A recent study by the non-partisan Pacific Research Institute (PRI) provides compelling evidence that competition in electricity markets has been a boon for consumers. Using data from the U.S. Energy Information Administration (EIA), PRI researchers found that wholesale electricity prices in competitive markets have generally fallen or stagnated over the past five years. . For example, compared to 2015, wholesale electricity prices in New England have fallen by more than 44%, those in most of the mid-Atlantic states have fallen by almost 42%, and in New England. York, they are down almost 45%. Wholesale electricity costs have also fallen in monopoly states, but at a considerably slower pace.

For end users, states with competitive retail electricity markets have seen their prices increase less sharply than monopoly states. Again, using data from the EIA, PRI found that in 14 competing jurisdictions, retail prices were essentially flat between 2008 and 2020. In contrast, retail prices jumped an average of 21% in monopoly states. The ten states with the largest retail price increases were all monopoly-based executives. A 2017 report by the Retail Energy Supply Association found that customers in states that still have monopoly utilities saw their average energy prices rise nearly 19% from 2008 to 2017, while prices fell. 7% in competitive markets over the same period.
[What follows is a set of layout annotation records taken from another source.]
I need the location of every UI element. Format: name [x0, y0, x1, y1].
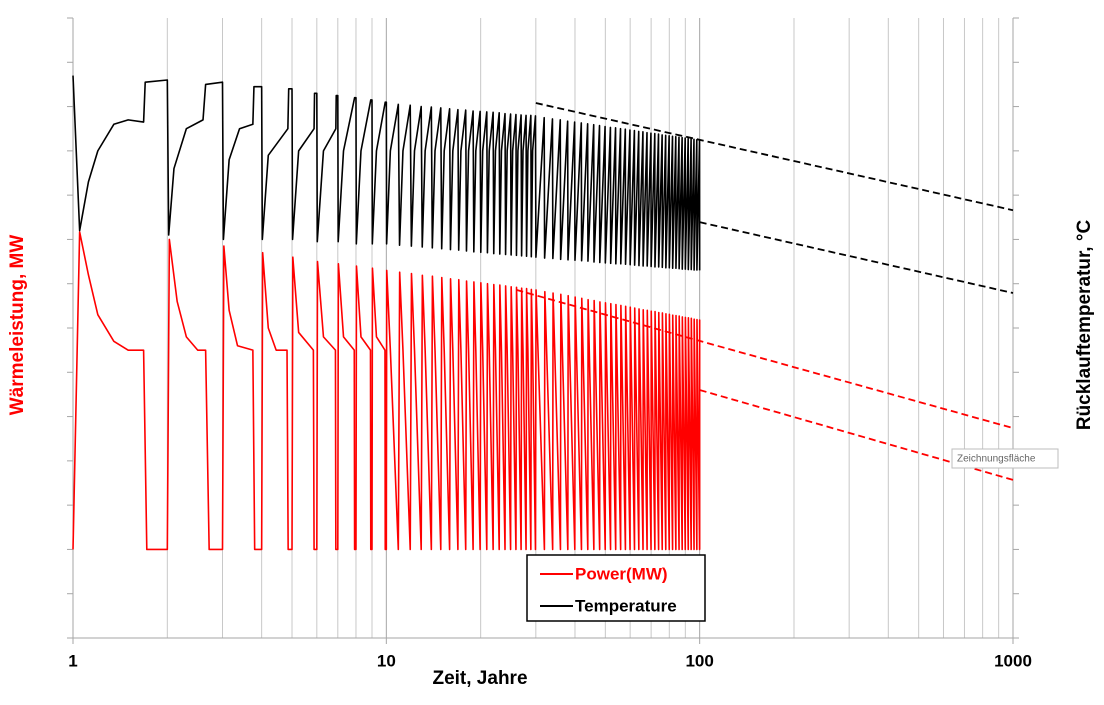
legend-label: Power(MW) [575, 564, 668, 583]
trend-line [516, 289, 1014, 429]
legend-box [526, 554, 706, 622]
x-tick-label: 1000 [994, 651, 1032, 670]
tooltip: Zeichnungsfläche [957, 454, 1036, 465]
y2-axis-label: Rücklauftemperatur, °C [1074, 220, 1095, 431]
legend: Power(MW) Temperature [526, 554, 706, 622]
tooltip-box [951, 448, 1059, 469]
y-axis-label: Wärmeleistung, MW [7, 235, 28, 416]
x-tick-label: 100 [685, 651, 713, 670]
trend-line [699, 221, 1014, 294]
x-tick-label: 1 [68, 651, 77, 670]
series-line [72, 75, 701, 271]
x-tick-label: 10 [377, 651, 396, 670]
legend-label: Temperature [575, 596, 677, 615]
series-line [72, 231, 701, 551]
x-axis-label: Zeit, Jahre [432, 668, 527, 689]
trend-line [535, 102, 1014, 212]
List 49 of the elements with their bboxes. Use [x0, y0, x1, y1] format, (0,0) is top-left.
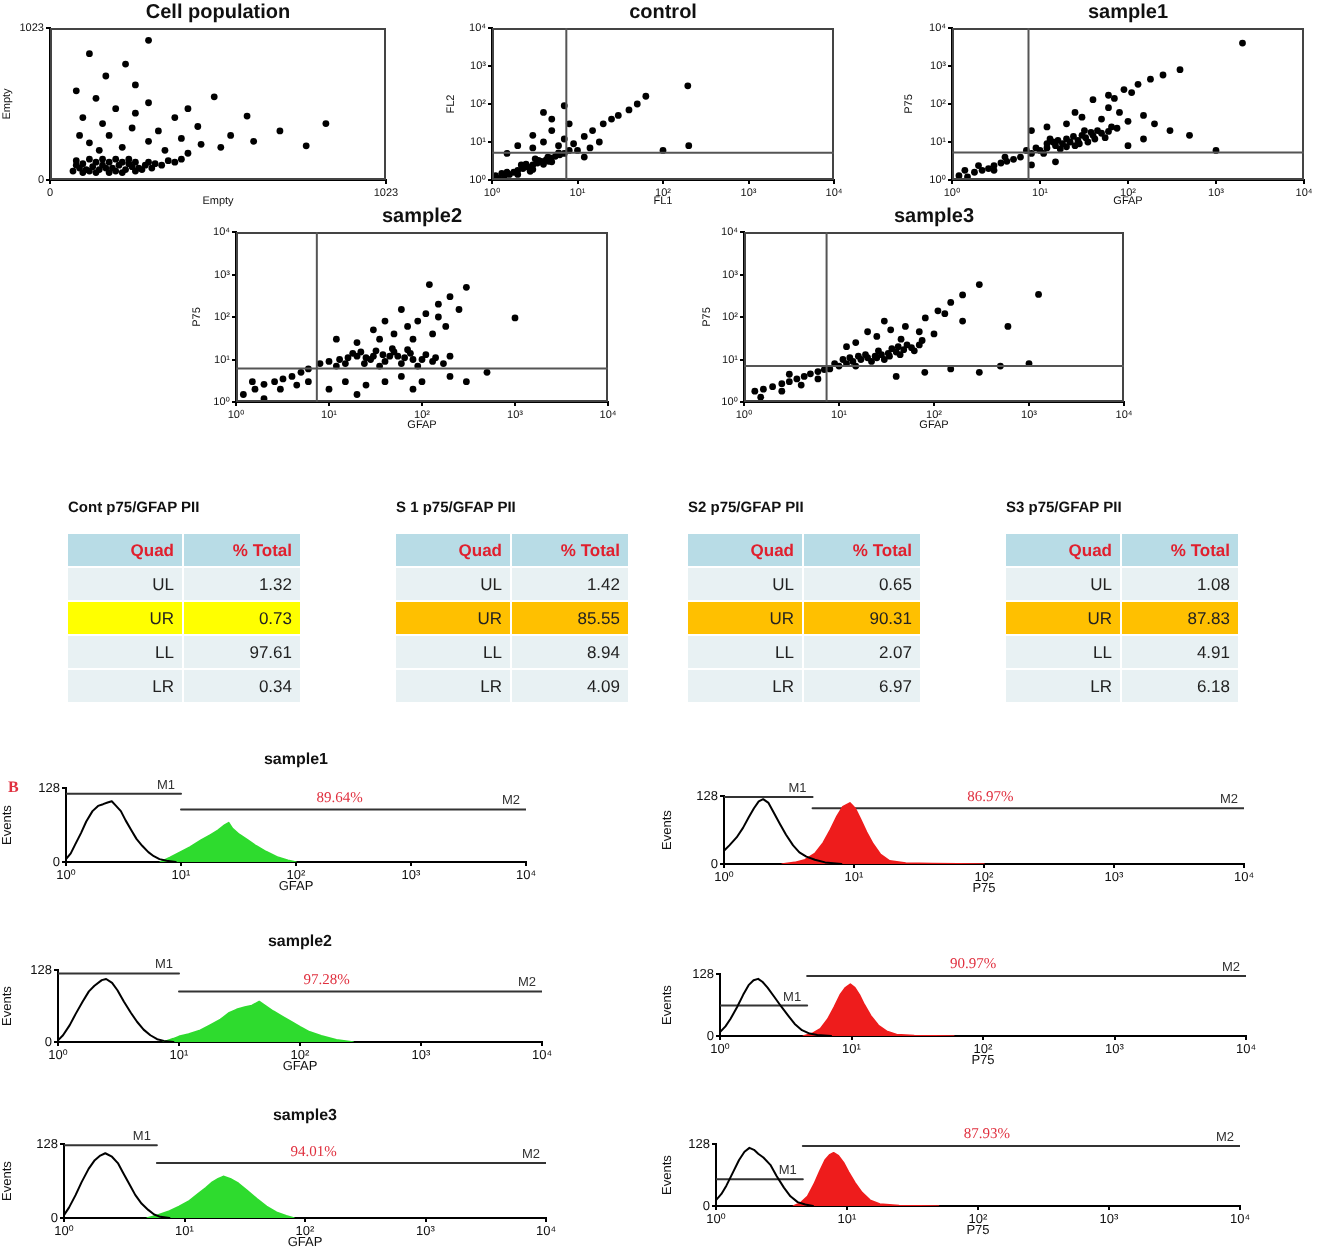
data-label: 4.09 [586, 675, 621, 696]
category-label: LR [152, 675, 174, 696]
chart-title: sample1 [1087, 1, 1169, 24]
data-label: 85.55 [577, 607, 621, 628]
category-label: UR [1087, 607, 1112, 628]
data-label: 97.61 [249, 641, 293, 662]
data-label: 87.83 [1187, 607, 1231, 628]
data-label: 8.94 [586, 641, 621, 662]
category-label: UR [477, 607, 502, 628]
data-label: 4.91 [1196, 641, 1231, 662]
category-label: LR [480, 675, 502, 696]
chart-title: sample3 [272, 1106, 339, 1125]
category-label: LR [1090, 675, 1112, 696]
data-label: 1.42 [586, 573, 621, 594]
category-label: LL [1093, 641, 1113, 662]
category-label: UL [152, 573, 175, 594]
text: Quad [458, 539, 502, 560]
category-label: UL [480, 573, 503, 594]
text: Quad [750, 539, 794, 560]
category-label: UL [772, 573, 795, 594]
data-label: 1.08 [1196, 573, 1231, 594]
chart-title: sample2 [381, 205, 463, 228]
data-label: 0.34 [258, 675, 293, 696]
category-label: LL [155, 641, 175, 662]
data-label: 6.97 [878, 675, 913, 696]
category-label: UR [149, 607, 174, 628]
data-label: 0.73 [258, 607, 293, 628]
text: % Total [232, 539, 292, 560]
chart-title: sample2 [267, 932, 334, 951]
data-label: 2.07 [878, 641, 913, 662]
text: % Total [560, 539, 620, 560]
category-label: UL [1090, 573, 1113, 594]
category-label: UR [769, 607, 794, 628]
category-label: LR [772, 675, 794, 696]
text: Quad [1068, 539, 1112, 560]
text: Quad [130, 539, 174, 560]
data-label: 90.31 [869, 607, 913, 628]
chart-title: Cell population [145, 1, 291, 24]
text: % Total [852, 539, 912, 560]
data-label: 0.65 [878, 573, 913, 594]
data-label: 6.18 [1196, 675, 1231, 696]
chart-title: sample3 [893, 205, 975, 228]
text: % Total [1170, 539, 1230, 560]
data-label: 1.32 [258, 573, 293, 594]
text: B [8, 778, 20, 797]
category-label: LL [775, 641, 795, 662]
chart-title: control [629, 1, 698, 24]
chart-title: sample1 [263, 750, 330, 769]
category-label: LL [483, 641, 503, 662]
The PRI study also observed that competition improved network reliability, despite recent power cuts in California and Texas. Looking at two common measures of network resiliency, PRI’s analysis found that power outages were 10.4% lower in competing states, while outage duration was 6.5% lower.
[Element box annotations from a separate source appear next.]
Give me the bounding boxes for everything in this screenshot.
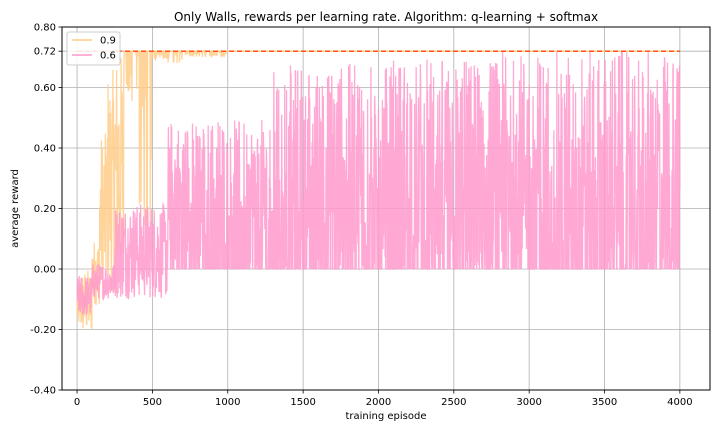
y-axis-label: average reward bbox=[10, 169, 21, 248]
x-tick-label: 2500 bbox=[441, 397, 466, 408]
y-tick-label: -0.40 bbox=[30, 386, 56, 397]
series-line-0-6 bbox=[76, 51, 681, 316]
legend-entry: 0.6 bbox=[100, 51, 116, 62]
legend-entry: 0.9 bbox=[100, 36, 116, 47]
x-tick-label: 1000 bbox=[215, 397, 240, 408]
x-tick-label: 3000 bbox=[516, 397, 541, 408]
legend: 0.90.6 bbox=[66, 31, 121, 66]
y-tick-label: 0.80 bbox=[34, 23, 56, 34]
chart-title: Only Walls, rewards per learning rate. A… bbox=[174, 10, 598, 24]
y-tick-label: -0.20 bbox=[30, 325, 56, 336]
y-tick-label: 0.40 bbox=[34, 144, 56, 155]
x-tick-label: 0 bbox=[74, 397, 80, 408]
x-tick-label: 3500 bbox=[592, 397, 617, 408]
y-tick-label: 0.20 bbox=[34, 204, 56, 215]
y-tick-label: 0.72 bbox=[34, 47, 56, 58]
y-tick-label: 0.60 bbox=[34, 83, 56, 94]
tick-layer: 0 500 1000 1500 2000 2500 3000 3500 4000 -0.40 -0.… bbox=[30, 23, 692, 409]
x-axis-label: training episode bbox=[345, 411, 426, 422]
x-tick-label: 4000 bbox=[667, 397, 692, 408]
y-tick-label: 0.00 bbox=[34, 265, 56, 276]
x-tick-label: 2000 bbox=[366, 397, 391, 408]
x-tick-label: 500 bbox=[143, 397, 162, 408]
x-tick-label: 1500 bbox=[290, 397, 315, 408]
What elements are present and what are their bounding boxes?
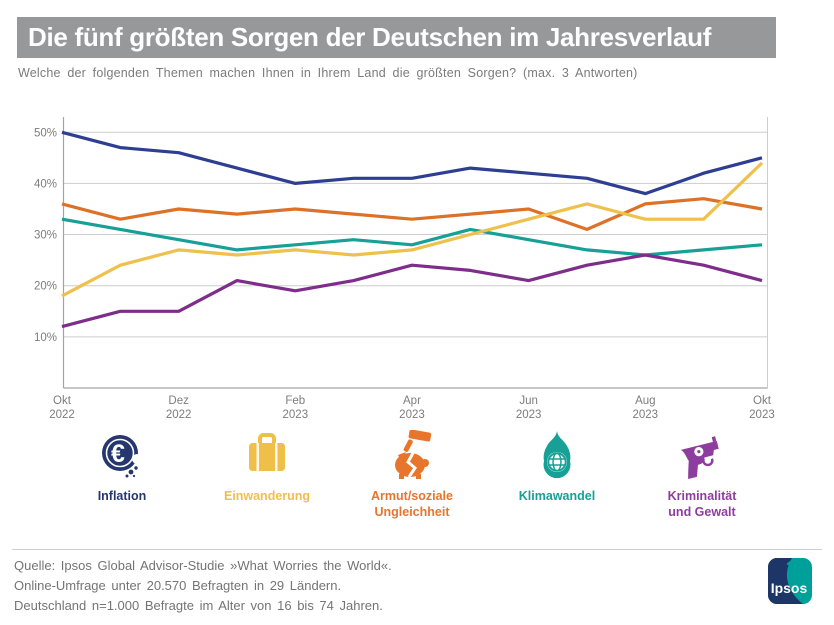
series-armut-soziale-ungleichheit	[61, 197, 763, 231]
svg-text:2022: 2022	[166, 409, 192, 421]
svg-text:Jun: Jun	[519, 395, 538, 407]
legend-item-einwanderung: Einwanderung	[197, 430, 337, 520]
legend-label-klimawandel: Klimawandel	[518, 489, 596, 503]
source-line-1: Quelle: Ipsos Global Advisor-Studie »Wha…	[14, 558, 392, 573]
svg-text:50%: 50%	[34, 127, 57, 139]
svg-text:2023: 2023	[749, 409, 775, 421]
svg-text:Apr: Apr	[403, 395, 421, 407]
source-note: Quelle: Ipsos Global Advisor-Studie »Wha…	[14, 556, 392, 616]
legend-label-armut: Armut/soziale Ungleichheit	[371, 489, 453, 519]
source-line-2: Online-Umfrage unter 20.570 Befragten in…	[14, 578, 342, 593]
legend-label-inflation: Inflation	[97, 489, 147, 503]
survey-question: Welche der folgenden Themen machen Ihnen…	[18, 66, 638, 80]
legend: € Inflation Einwanderung	[52, 430, 772, 520]
svg-text:10%: 10%	[34, 332, 57, 344]
svg-text:2023: 2023	[399, 409, 425, 421]
legend-item-klimawandel: Klimawandel	[487, 430, 627, 520]
gavel-broken-piggy-bank-icon	[395, 430, 432, 479]
suitcase-icon	[249, 433, 285, 471]
series-kriminalit-t-und-gewalt	[61, 253, 763, 329]
title-bar: Die fünf größten Sorgen der Deutschen im…	[17, 17, 776, 58]
legend-item-kriminalitaet: Kriminalität und Gewalt	[632, 430, 772, 520]
crumbling-euro-coin-icon: €	[102, 435, 142, 478]
line-chart-svg: 10% 20% 30% 40% 50% Okt 2022 Dez 2022 Feb 2023 Apr 2…	[34, 117, 775, 421]
footer-divider	[12, 549, 822, 550]
svg-text:2023: 2023	[633, 409, 659, 421]
svg-text:30%: 30%	[34, 230, 57, 242]
svg-text:2022: 2022	[49, 409, 75, 421]
source-line-3: Deutschland n=1.000 Befragte im Alter vo…	[14, 598, 383, 613]
ipsos-logo-text: Ipsos	[771, 580, 808, 596]
svg-text:Feb: Feb	[285, 395, 305, 407]
svg-text:2023: 2023	[283, 409, 309, 421]
svg-text:2023: 2023	[516, 409, 542, 421]
legend-item-inflation: € Inflation	[52, 430, 192, 520]
series-einwanderung	[61, 161, 764, 298]
revolver-icon	[680, 436, 719, 480]
legend-label-kriminalitaet: Kriminalität und Gewalt	[667, 489, 737, 519]
page-title: Die fünf größten Sorgen der Deutschen im…	[28, 22, 712, 52]
svg-text:Dez: Dez	[168, 395, 189, 407]
svg-text:Okt: Okt	[53, 395, 72, 407]
ipsos-logo: Ipsos	[768, 558, 812, 604]
series-inflation	[61, 130, 763, 196]
svg-text:€: €	[111, 440, 125, 468]
svg-text:40%: 40%	[34, 178, 57, 190]
flame-globe-icon	[543, 431, 571, 479]
svg-text:Okt: Okt	[753, 395, 772, 407]
svg-text:20%: 20%	[34, 281, 57, 293]
legend-item-armut: Armut/soziale Ungleichheit	[342, 430, 482, 520]
legend-label-einwanderung: Einwanderung	[223, 489, 311, 503]
svg-text:Aug: Aug	[635, 395, 655, 407]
Citing data from the EIA between 2008 and 2018, PRI reports that greenhouse gas emissions in competing states have declined by an average of 12.1% compared to 7.3% in monopoly states. This result is not surprising. In a competitive wholesale market, independent power producers have an incentive to look for lower-cost options, including subsidized renewables like wind and solar. In contrast, producers in monopoly markets do not have such incentives because they can pass higher costs on to end users. Perhaps the most telling case is that of the monopoly state of Georgia, where the cost of building the Vogtle nuclear power plant has doubled from its original estimate of $ 14 billion 12 years ago. The overruns are estimated to cost Georgian taxpayers an average of $ 854, and there is no specific date for the commissioning of this facility. This type of mismanagement does not happen in competitive markets.

Unfortunately, some critics are trying to stop the momentum of electric competition and have pointed to last winter’s “deep freeze” in Texas, which left several million customers without power for a week. But this example is out of place. The power outages in February were the result of unprecedented and severe weather conditions affecting power generation and fuel supplies; the state simply did not have sufficient access to natural gas and wind generation to meet demand. Competitive electricity markets have not been a factor.

The benefits of wholesale and retail competition in electricity markets are indisputable. Evidence shows that households and businesses in competitive states are paying less for electricity as grid reliability has improved. Evidence also suggests that wholesale and retail competition can lead to faster reductions in greenhouse gas emissions. In short, competition in electricity markets is good for consumers and good for the environment.

Bernard L. Weinstein is Emeritus Professor of Applied Economics at the University of North Texas, former Associate Director of the Maguire Energy Institute at Southern Methodist University, and Fellow of Goodenough College, London. He wrote this for InsideSources.com.


Leave A Reply

Your email address will not be published.